Tickets will go on sale on the 21st of June, at which time they’ll also specify the performance schedule.
The Prinsengracht concert forms a part (and the highlight) of the Grachtenfestival. A temporary stage is built on the Prinsengracht and an evening of classical music is performed out in the open, for everybody to enjoy.
During the event, lots of little boats would collect around the stage, creating a kind of impromptu sitting area to complement the space put out by the organizers. This creates a wonderful atmosphere, as people trade food, drinks, and a love of stories across the waters of the canal.
Of course, you don’t need to be in a boat to see it. You can just as easily stand on the shore and listen in. Do note, it gets pretty crowded so if you want to look as well as listen, go get a spot early.Their actual website is in Dutch. I am Amsterdam provides an overview in English.
Most of the other festivals were on the water. This one’s in them. Nice, right? If your reaction is ‘No, yuck, that water is filthy!’ then I’ve got news for you. The canal water might look like it’s piped right out of your toilet, but it’s actually really clean! Queen Maxima even participated in this 1.5 km swim. And as none of her children have two noses or tentacles, so that seems like a pretty good indicator to us!
The best part? You can still register to join in on the swim! https://www.amsterdamcityswim.nl/inschrijven (in Dutch). And if you do take part, you’ll get to wave to all your friends back home. Well, home in Holland anyway. That’s because this is a nationally televised event! Even if you don’t dare the water, it’s still worth going as after the swim there’s a big party with live bands and you can congratulate those who did.
This chamber music festival is held in one of the prettiest parts of Amsterdam – the Reguliersgracht and the surrounding area. Over seven days, they celebrate 400 years of music. Though our most recent century does not seem to be among those featured.
This year’s schedule includes Franz Schubert, Faure and Bach and covers some of the most amazing locales around the city, such as the Vondel Kerk, the Goethe Institute and the Wooden Amstel Church.
Admittedly, it’s a bit hoity toity. But if you ask us, life is all about sampling variety. So why not sample the high life?
Amsterdam is very far north. In fact, it’s even further north than Vancouver! As a result, during the winter the nights get long. In January we only get about seven hours of sunlight a day! Yeah, admittedly that’s not great fun.
But all those hours of darkness do give us a fantastic opportunity to create light-based art. That’s the idea of the Amsterdam Light Festival. For close to two months artists display artworks made with light along and close to the canals of Amsterdam, which add something magical to these dark days.
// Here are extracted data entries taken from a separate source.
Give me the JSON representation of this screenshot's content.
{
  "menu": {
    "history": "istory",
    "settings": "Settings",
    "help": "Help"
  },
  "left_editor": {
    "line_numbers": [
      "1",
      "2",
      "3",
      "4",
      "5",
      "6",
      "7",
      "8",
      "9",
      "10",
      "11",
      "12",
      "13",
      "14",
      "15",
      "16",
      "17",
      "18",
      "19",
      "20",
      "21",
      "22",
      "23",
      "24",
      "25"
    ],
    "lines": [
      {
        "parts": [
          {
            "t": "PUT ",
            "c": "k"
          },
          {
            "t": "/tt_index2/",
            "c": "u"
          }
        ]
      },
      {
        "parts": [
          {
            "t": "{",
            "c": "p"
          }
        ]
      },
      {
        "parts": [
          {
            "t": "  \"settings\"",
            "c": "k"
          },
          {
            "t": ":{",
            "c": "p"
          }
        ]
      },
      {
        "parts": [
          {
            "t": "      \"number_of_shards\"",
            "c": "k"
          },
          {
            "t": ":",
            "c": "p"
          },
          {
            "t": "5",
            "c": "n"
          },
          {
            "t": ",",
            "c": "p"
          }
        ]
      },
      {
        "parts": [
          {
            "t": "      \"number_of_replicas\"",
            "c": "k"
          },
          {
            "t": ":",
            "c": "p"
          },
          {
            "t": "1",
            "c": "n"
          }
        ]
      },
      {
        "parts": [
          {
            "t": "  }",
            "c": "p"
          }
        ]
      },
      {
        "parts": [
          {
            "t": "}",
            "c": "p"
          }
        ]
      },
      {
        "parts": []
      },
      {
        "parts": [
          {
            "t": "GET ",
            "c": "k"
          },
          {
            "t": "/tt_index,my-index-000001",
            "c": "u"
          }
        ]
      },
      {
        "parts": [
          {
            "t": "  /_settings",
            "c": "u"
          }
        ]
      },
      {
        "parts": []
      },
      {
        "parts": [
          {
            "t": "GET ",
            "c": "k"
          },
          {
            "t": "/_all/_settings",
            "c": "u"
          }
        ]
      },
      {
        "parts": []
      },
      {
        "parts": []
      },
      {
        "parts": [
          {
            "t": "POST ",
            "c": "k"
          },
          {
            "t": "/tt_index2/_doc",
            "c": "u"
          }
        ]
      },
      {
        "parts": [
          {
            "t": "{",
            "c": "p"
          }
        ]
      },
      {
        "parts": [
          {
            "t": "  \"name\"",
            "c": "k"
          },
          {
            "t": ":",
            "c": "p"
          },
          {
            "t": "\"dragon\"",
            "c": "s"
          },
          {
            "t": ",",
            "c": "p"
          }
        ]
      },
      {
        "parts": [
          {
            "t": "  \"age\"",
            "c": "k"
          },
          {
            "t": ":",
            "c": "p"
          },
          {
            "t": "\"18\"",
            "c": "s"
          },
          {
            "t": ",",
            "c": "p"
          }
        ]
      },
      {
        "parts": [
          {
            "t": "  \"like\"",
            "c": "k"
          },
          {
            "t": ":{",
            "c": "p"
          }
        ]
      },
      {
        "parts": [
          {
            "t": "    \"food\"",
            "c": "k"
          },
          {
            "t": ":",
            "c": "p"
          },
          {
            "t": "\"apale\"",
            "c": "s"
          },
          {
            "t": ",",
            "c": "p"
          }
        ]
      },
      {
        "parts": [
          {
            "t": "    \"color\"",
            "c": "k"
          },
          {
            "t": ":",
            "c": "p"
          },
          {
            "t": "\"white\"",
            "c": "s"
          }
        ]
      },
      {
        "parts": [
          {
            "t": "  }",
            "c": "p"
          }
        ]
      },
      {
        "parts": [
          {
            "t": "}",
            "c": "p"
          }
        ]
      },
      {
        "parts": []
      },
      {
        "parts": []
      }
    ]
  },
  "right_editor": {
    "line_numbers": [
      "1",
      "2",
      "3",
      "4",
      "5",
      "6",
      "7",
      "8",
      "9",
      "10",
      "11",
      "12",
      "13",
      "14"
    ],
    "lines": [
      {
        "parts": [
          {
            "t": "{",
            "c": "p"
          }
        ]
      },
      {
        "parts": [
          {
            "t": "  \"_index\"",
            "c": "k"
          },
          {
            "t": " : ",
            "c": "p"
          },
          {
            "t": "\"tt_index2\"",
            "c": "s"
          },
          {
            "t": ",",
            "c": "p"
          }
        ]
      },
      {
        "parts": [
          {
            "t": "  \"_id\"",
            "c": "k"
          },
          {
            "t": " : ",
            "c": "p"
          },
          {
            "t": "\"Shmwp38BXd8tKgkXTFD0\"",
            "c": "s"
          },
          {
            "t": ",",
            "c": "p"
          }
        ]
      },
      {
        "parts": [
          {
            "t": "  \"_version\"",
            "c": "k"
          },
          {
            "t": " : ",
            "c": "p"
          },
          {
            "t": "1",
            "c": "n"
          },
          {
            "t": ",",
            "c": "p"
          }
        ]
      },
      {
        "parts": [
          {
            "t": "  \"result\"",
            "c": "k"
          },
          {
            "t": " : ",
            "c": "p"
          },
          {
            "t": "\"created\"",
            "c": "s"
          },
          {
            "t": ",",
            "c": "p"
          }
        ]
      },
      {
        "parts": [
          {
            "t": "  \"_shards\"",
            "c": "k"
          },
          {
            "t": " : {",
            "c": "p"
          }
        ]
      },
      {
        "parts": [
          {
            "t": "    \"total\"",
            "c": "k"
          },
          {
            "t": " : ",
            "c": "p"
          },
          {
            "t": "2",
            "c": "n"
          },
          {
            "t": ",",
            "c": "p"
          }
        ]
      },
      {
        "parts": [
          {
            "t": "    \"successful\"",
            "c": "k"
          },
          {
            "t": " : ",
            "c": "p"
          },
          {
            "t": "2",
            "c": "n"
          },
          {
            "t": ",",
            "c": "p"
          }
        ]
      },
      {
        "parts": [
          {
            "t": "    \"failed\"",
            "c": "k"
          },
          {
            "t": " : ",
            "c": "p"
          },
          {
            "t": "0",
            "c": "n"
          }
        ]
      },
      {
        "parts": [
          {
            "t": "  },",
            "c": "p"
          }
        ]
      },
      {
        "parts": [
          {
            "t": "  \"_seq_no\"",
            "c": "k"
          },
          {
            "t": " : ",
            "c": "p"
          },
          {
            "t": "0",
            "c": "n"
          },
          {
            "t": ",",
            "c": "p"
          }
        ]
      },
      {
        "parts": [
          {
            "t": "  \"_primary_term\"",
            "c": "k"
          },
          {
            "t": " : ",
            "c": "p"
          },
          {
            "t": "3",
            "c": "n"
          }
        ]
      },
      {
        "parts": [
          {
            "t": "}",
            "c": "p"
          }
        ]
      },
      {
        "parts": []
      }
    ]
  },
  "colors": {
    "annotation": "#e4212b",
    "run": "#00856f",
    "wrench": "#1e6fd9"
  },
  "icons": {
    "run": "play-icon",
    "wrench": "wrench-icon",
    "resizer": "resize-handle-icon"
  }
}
There are a lot of ways to see it, from simply walking around, getting a guide or taking a boat tour and getting up close and personal. Check out their website to get an idea of what will be on display.
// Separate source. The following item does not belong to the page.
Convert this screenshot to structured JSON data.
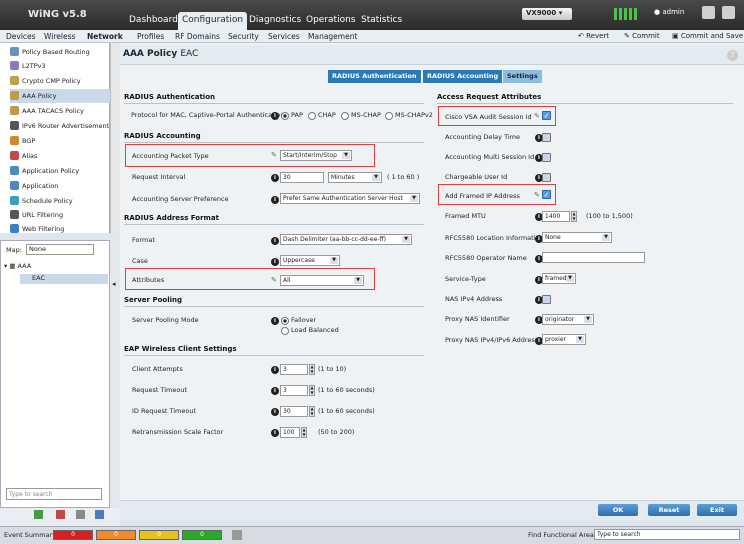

Why are we talking about a festival that’s still two years away? One word: Boats. Lots and lots of boats. (Okay, six words). We love boats and for that reason, love a festival that celebrates them. SAIL, as the name implies, is about sailing ships. And boy, do they bring a lot down to the city!
The last time the festivities were held, in 2015, there were over 600 of them – from ocean-going giants to their river-faring brethren. From three-masters to little skiffs. And as the festival keeps getting more popular, we can well expect that the next time it gets held there will be even more such boats.
Floating among them is a real joy that brings back the times of yesteryear, when Amsterdam relied on such boats to ply the waves and ship their wares to every corner of the world. Even if you don’t decide to go out on the water, there is still plenty to do. The city gets divided into themed ‘oceans’ which each have their own take on the festival.
So, if you love ships, sails and the city’s colorful history, make sure you jot this one into your calendar. Because if you miss this one, you’ll have to wait another five years!